Dreaming Across Towns: Semantic Rollout and Town-Adversarial Regularization for Zero-Shot Held-Out-Town Fixed-Route Driving in CARLA

arXiv cs.RO / 5/1/2026

📰 NewsIdeas & Deep AnalysisModels & Research

Key Points

  • The paper investigates zero-shot generalization for an autonomous driving agent in CARLA, transferring a fixed-route driving policy trained on Town05/Town06 to unseen Town03/Town04 under controlled weather and no traffic/pedestrians.
  • It builds a Dreamer-style latent world-model agent and introduces two auxiliary training losses: multi-horizon prediction of future visual-semantic embeddings during imagined rollouts, and town-adversarial regularization on a semantic projection of the recurrent latent state.
  • A causal context feature is used to condition the semantic rollout predictor, while the actor/critic keep standard control features, and the policy receives no navigation or map-related inputs (the route is only used by the simulator for rewards/termination).
  • Experiments show that the proposed method achieves the highest mean success rate on the held-out towns among the compared Dreamer-family approaches, though safety and lane-keeping results vary by town.
  • Overall, the authors conclude that, within this bounded CARLA setting, semantic rollout supervision combined with town-adversarial regularization improves fixed-route route completion in unseen towns.

Abstract

Learned driving agents often degrade when deployed in unseen environments. This paper studies a deliberately bounded instance of that problem in the CARLA simulator: zero-shot transfer of a closed-loop fixed-route driving agent from Town05 and Town06 to unseen Town03 and Town04. The study isolates structural town shift by keeping weather fixed to ClearNoon and removing traffic and pedestrians. We build on a Dreamer-style latent world-model agent and add two training-only auxiliary losses: multi-horizon prediction of future visual-semantic embeddings along imagined rollouts and town-adversarial supervision on a semantic projection of the recurrent latent state. A causal context feature conditions the semantic rollout predictor, while the actor and critic retain the standard control feature.
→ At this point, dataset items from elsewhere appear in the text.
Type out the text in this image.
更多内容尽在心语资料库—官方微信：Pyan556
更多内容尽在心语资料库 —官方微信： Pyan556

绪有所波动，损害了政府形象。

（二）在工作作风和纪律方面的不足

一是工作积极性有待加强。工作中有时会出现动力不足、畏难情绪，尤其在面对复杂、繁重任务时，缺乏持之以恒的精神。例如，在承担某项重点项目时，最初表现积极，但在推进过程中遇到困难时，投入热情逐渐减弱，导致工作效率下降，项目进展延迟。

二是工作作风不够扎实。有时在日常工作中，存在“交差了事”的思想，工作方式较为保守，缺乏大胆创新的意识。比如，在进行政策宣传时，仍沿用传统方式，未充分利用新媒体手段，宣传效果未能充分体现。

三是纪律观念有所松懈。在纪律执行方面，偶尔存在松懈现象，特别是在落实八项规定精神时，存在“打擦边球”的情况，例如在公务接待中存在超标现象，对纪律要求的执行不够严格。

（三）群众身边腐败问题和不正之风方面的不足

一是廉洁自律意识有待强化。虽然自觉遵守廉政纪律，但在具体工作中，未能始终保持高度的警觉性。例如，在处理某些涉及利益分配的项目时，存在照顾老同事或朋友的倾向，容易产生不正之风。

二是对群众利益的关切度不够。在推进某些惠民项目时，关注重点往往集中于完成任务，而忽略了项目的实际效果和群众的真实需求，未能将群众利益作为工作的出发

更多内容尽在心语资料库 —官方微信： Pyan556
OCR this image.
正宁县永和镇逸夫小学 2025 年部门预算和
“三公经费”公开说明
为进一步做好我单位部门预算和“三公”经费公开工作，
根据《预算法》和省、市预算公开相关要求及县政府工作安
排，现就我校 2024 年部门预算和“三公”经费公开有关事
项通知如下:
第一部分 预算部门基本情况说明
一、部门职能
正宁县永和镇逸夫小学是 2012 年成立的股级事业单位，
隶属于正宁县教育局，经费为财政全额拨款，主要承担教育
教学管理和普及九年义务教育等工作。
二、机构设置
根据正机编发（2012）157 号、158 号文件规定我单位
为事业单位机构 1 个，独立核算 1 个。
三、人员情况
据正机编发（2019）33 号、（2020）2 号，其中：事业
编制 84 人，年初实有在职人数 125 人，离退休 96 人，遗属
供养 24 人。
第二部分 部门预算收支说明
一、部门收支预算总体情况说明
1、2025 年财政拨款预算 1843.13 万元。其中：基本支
The policy receives no navigation command, route polyline, goal pose, or map input; the reference route is used only by the environment for reward, progress, success, and termination. Across the evaluated held-out towns, the proposed model achieves the highest mean success rate among the included Dreamer-family methods. Secondary safety and lane-keeping metrics are mixed across towns. These results support a bounded conclusion: in this controlled fixed-weather CARLA setting, semantic rollout supervision combined with town-adversarial regularization improves mean held-out-town route completion.